В комнату, согнувшись, чтоб не стукнуться о притолоку, вошел офицер. Этот был еще длиннее Назария. Поручик поклонился. Морозов глядел на него, а говорил Чистому:
– Вечером, Назарий, жду тебя со всеми указами. Времени у нас нет.
Думный дьяк откланялся.
Морозов прикрыл глаза, провел рукой по лицу, как бы снимая лихорадку озабоченности. Поручик Андрей Лазорев даже головой дернул – другой перед ним сидел человек, ну совершенно другой. Слабеющий, добрый старичок, радуясь силе и стати молодого человека – вот оно какое, воинство русское? – поднялся из-за стола, подошел, усадил на лавку, сел рядом, на ту же лавку, положил воину белую слабую ручку на плечо и, поглаживая, стал как бы успокаивать.
– Ах, Господи! – говорил Борис Иванович тихо и проникновенно. – Есть ли лучше слава и доля – служить верой и правдой государю и всему государству! Счастливые вы люди, детки вы наши! Ну, что наша молодость? Смута. Война. Война со своими же, с русскими людьми. Чаще даже с русскими, чем с поляками. Война на своей же земле, разорение своих же крестьян, горящие деревеньки – свои деревеньки… Для вас, дети, мы готовим другую судьбу. Будут бить барабаны, будут реять знамена, будет враг бежать… И наконец-то земля наша Русская обретет свои, древние границы, вернет свои земли, разорванные междоусобицей неистовых предков… Но ведь может статься – опять раздеремся между собой, растратив свою чудную силу на злобу друг против друга. И уж новой смуты не перетерпеть нашему уставшему народу, а не быть тогда русскому царству не только щитом Божьим против всех нехристей, но и вообще не быть.
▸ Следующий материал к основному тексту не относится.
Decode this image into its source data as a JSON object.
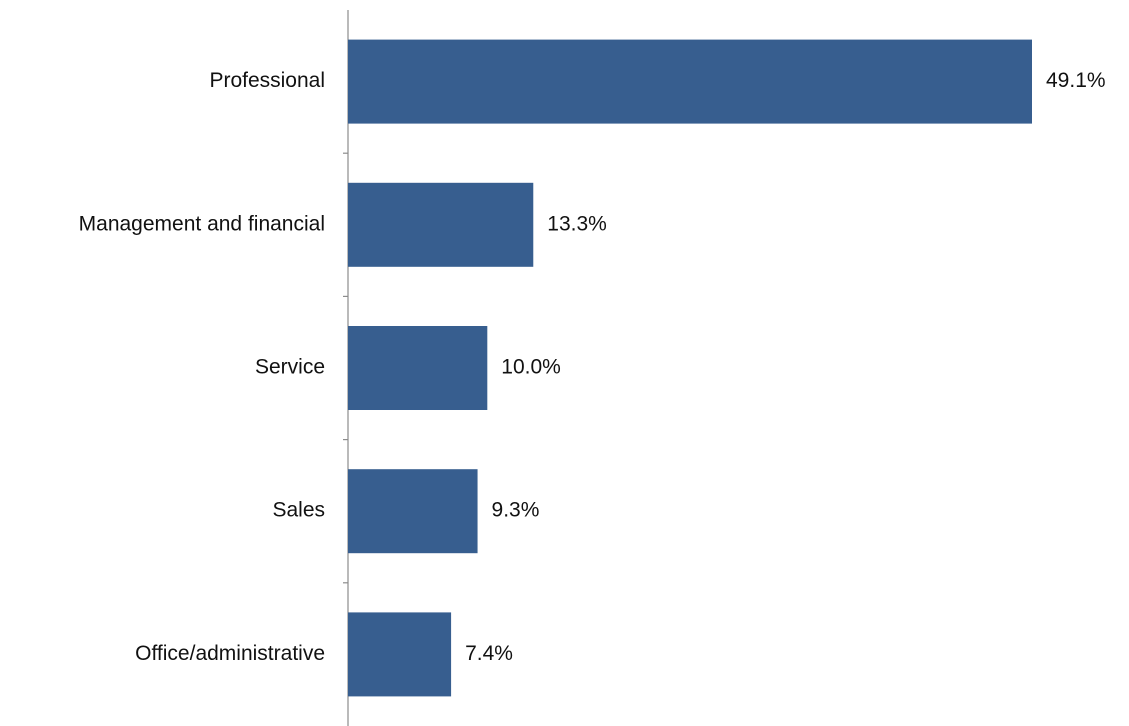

– Да как же это так? – удивился Андрей Лазорев.
– А ты сам подумай. Привалит на днях бунтующее дворянство в Москву – это опора-то царю и православию? Пойдут грабежи и убийства, подстрекательства, партии станут составляться… Всё как в смуту… Ведь сами небось не знают, чего хотят и почему.
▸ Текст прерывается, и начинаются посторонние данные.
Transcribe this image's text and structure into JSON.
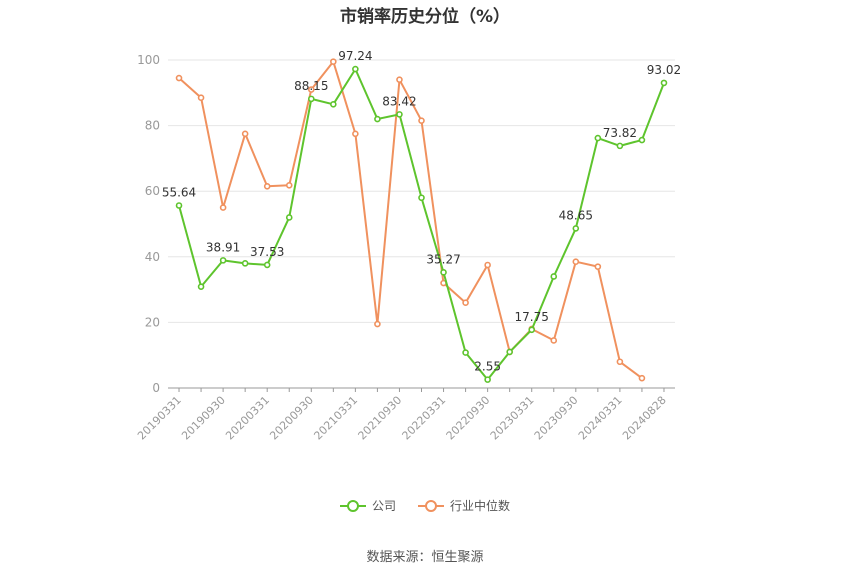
{
  "chart_data": {
    "type": "line",
    "title": "市销率历史分位（%）",
    "ylim": [
      0,
      100
    ],
    "yticks": [
      0,
      20,
      40,
      60,
      80,
      100
    ],
    "x_tick_labels": [
      "20190331",
      "20190930",
      "20200331",
      "20200930",
      "20210331",
      "20210930",
      "20220331",
      "20220930",
      "20230331",
      "20230930",
      "20240331",
      "20240828"
    ],
    "x": [
      "20190331",
      "20190630",
      "20190930",
      "20191231",
      "20200331",
      "20200630",
      "20200930",
      "20201231",
      "20210331",
      "20210630",
      "20210930",
      "20211231",
      "20220331",
      "20220630",
      "20220930",
      "20221231",
      "20230331",
      "20230630",
      "20230930",
      "20231231",
      "20240331",
      "20240630",
      "20240828"
    ],
    "grid": true,
    "legend_position": "bottom",
    "series": [
      {
        "name": "公司",
        "color": "#5ec42d",
        "values": [
          55.64,
          30.9,
          38.91,
          38.0,
          37.53,
          52.0,
          88.15,
          86.5,
          97.24,
          82.0,
          83.42,
          58.0,
          35.27,
          10.8,
          2.55,
          11.0,
          17.75,
          34.0,
          48.65,
          76.2,
          73.82,
          75.6,
          93.02
        ],
        "labels": {
          "0": "55.64",
          "2": "38.91",
          "4": "37.53",
          "6": "88.15",
          "8": "97.24",
          "10": "83.42",
          "12": "35.27",
          "14": "2.55",
          "16": "17.75",
          "18": "48.65",
          "20": "73.82",
          "22": "93.02"
        }
      },
      {
        "name": "行业中位数",
        "color": "#f0915e",
        "values": [
          94.5,
          88.5,
          55.0,
          77.5,
          61.5,
          61.8,
          91.0,
          99.5,
          77.5,
          19.5,
          94.0,
          81.5,
          32.0,
          26.0,
          37.5,
          11.0,
          18.0,
          14.5,
          38.5,
          37.0,
          8.0,
          3.0,
          null
        ]
      }
    ]
  },
  "source": "数据来源：恒生聚源"
}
– Ну, как не знают? – возразил простодушно Андрей Лазорев.
Был этот малый рус, синеглаз, румян, губы пухленькие – только бы миловаться.
– А чего ж хотят эти горе-воины? Навоевать не навоевали, а беспокойства от них – как от татарского нашествия.
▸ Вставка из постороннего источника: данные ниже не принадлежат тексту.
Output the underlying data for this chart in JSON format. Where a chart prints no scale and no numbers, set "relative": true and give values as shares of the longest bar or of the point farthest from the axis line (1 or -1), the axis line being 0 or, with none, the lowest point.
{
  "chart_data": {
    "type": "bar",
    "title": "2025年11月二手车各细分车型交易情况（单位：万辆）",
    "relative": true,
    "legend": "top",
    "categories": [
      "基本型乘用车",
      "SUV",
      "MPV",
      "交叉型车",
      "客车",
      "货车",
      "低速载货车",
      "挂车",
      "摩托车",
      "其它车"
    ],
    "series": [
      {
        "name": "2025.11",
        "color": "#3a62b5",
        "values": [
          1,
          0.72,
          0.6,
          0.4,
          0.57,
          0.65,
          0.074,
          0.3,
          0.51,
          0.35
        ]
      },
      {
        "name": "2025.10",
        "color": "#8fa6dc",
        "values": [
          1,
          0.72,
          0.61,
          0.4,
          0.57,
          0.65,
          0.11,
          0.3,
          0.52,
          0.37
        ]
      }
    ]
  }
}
– Да как же им не шуметь? Одно ведь только звание – дворянин. Все пообносились, отощали. Лошадь и то не у каждого.
– Отчего же ты не с ними? Отчего сюда прискакал о буре известить?
– У меня… – Лазорев замялся, не зная, как называть боярина.
– Зови меня отцом, – помог ему Морозов.
– У меня в деревеньке одна мать живет да странники, утомившиеся от хождений. Сообща живут, сообща от трудов своих и кормятся… Крестьяне давно уже все утекли. Да и было полтора десятка душ. А здесь я потому, отец мой, что клятву дал царю служить, а не мамоне. Мне и родной отец, умирая, заповедал – царю служить, о себе не помня.
У Морозова глазки как пауки обволокли малого: неужто, бестия, не врет? И чудно́ – не видел игры затаенного ума…
– Ну, а что бы ты сам для дворянства сделал, если бы, скажем, местами мы с тобой поменялись.
– Я бы его, отец мой, прости за дерзость, палкой бы! За такую службу палкой бы! А потом, конечно, наградил. Теперь ведь не поймешь, есть ли урочные годы крестьян своих сыскивать, нет ли. Вправе ли искать своих беглецов? Или что с возу упало, то уж и пропало? Все хотят, чтоб на крестьянах крепость была твердая, лет на десять чтоб крепость была, не меньше.
– А вот скажи теперь, что же царю нашему, соколу молодому, делать? – пытал Морозов. – Дворяне крепости хотят на крестьян, а крестьяне хотят выхода. Ждут. Еще как ждут!